Save The Waves Coalition announced the release of its first Surfonomics study, to measure the economic value of the surfing wave at Mundaka to the local economy. Mundaka is a town whose economy relies heavily on surf tourism, and in 2005 the wave was temporarily lost due to river dredging for a large ship-building project.

“A beautiful surfing wave like Mundaka is truly a world treasure,” said Save The Waves executive director Dean LaTourrette. “This study provides evidence of not just the environmental value of a Mundaka, but of the economic value as well, reinforcing the notion that it and other spots like it need to be protected.”

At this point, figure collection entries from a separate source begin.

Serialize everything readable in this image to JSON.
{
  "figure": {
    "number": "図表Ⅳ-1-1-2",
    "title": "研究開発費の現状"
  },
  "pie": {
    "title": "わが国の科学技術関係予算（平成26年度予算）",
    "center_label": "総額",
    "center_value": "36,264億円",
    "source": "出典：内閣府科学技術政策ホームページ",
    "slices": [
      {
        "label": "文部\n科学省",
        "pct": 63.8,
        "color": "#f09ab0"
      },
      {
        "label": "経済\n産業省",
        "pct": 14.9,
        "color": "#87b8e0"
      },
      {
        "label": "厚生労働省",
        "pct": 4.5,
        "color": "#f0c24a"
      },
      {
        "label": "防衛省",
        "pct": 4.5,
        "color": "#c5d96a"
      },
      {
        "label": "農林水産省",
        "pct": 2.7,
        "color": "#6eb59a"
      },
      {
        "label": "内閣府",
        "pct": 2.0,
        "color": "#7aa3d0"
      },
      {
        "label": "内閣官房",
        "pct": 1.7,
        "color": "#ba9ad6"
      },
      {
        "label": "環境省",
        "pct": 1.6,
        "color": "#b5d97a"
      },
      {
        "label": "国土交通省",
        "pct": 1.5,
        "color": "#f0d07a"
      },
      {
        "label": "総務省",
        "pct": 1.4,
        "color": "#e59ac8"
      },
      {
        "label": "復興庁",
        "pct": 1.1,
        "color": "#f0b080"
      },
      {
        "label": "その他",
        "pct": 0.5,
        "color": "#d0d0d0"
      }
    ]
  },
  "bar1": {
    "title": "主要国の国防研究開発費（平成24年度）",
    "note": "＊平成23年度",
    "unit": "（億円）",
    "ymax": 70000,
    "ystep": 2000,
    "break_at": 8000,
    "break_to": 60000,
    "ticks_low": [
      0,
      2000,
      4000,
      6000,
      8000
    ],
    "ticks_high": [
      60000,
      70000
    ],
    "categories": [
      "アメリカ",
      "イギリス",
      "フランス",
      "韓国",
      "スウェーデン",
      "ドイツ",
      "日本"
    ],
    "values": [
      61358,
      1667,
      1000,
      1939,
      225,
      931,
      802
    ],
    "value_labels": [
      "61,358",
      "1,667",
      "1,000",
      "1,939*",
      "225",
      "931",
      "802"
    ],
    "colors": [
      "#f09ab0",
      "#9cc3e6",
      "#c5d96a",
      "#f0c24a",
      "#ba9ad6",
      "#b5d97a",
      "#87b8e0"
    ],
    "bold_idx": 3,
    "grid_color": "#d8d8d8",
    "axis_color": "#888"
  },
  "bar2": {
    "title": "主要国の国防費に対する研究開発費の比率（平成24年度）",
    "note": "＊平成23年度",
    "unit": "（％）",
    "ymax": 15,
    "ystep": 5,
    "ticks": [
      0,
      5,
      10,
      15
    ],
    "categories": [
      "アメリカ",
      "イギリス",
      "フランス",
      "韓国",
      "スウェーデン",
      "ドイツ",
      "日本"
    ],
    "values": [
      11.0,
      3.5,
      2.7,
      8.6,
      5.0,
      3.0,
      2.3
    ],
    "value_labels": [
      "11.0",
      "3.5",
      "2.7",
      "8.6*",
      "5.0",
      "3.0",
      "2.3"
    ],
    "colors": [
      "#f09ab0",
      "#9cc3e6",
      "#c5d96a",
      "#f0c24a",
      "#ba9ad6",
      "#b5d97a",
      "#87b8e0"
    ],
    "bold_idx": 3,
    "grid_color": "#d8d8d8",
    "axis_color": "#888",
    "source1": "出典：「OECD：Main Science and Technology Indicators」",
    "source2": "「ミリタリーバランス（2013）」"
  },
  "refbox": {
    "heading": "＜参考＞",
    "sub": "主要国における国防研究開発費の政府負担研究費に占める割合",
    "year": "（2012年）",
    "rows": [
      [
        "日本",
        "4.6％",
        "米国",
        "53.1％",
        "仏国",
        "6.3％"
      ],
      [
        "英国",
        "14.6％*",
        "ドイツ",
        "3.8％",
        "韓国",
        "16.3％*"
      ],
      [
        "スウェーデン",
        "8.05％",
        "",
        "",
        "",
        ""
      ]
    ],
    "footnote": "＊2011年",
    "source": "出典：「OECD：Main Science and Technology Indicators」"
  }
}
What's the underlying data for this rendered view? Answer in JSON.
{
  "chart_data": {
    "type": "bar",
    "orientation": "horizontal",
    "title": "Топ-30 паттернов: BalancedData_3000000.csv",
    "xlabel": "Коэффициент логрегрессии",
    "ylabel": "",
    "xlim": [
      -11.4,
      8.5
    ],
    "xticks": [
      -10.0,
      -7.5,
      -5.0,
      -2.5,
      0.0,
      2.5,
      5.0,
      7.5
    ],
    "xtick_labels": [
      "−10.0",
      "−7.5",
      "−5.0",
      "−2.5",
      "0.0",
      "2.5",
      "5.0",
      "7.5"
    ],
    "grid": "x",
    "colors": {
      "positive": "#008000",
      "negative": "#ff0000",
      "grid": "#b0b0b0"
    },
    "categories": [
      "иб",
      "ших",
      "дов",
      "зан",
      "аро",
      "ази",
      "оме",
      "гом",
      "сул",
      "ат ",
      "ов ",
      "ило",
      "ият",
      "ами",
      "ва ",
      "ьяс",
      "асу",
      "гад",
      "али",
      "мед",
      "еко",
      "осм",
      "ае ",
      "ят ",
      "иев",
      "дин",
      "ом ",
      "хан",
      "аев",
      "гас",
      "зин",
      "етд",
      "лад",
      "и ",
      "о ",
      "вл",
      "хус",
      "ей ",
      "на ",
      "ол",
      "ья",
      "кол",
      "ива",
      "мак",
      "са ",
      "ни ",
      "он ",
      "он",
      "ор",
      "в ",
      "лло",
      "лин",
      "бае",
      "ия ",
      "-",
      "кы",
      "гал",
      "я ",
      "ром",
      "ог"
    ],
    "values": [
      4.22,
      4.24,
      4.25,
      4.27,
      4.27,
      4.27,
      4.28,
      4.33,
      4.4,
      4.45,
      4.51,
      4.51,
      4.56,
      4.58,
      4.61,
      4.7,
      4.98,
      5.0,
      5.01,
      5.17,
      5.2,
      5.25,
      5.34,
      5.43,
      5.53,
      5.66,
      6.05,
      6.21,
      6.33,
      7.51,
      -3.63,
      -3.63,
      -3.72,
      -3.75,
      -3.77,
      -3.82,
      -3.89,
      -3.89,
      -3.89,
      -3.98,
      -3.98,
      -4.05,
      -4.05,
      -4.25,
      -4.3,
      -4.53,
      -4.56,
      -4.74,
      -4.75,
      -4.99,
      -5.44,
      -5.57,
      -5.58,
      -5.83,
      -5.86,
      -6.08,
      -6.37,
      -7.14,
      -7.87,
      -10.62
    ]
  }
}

The study, entitled “The Impact of Surfing on the Local Economy of Mundaka, Spain,” was conducted by graduate student Melissa Murphy of the Univesity of Oregon’s College of Oceanic and Atmospheric Sciences, with the help of Maria Bernal from Autonoma University Madrid, and was commissioned by Save The Waves Coalition.

Summary of Key Findings:

1) At higher visitation levels, surfing and the wave at Mundaka has an estimated positive economic impact of up to $4.5 million per year to the local economy – in a town of approximately 1,900 people. (Based on visitation levels of 40,000 per year.)

2) Surfing at Mundaka adds up to $1.5 million in annual personal income to the local population, and supports up to 95 jobs.1

3) A majority of survey respondents claimed they would no longer visit Mundaka if the wave there were significantly degraded.

4) Local businesses estimated that up to 40% of their customers are surfers or surf spectators, and that the loss of business due to the degradation of the wave and the cancellation of the Billabong Pro contest could be as high as 50%. (Based on informal interviews with local businesses.)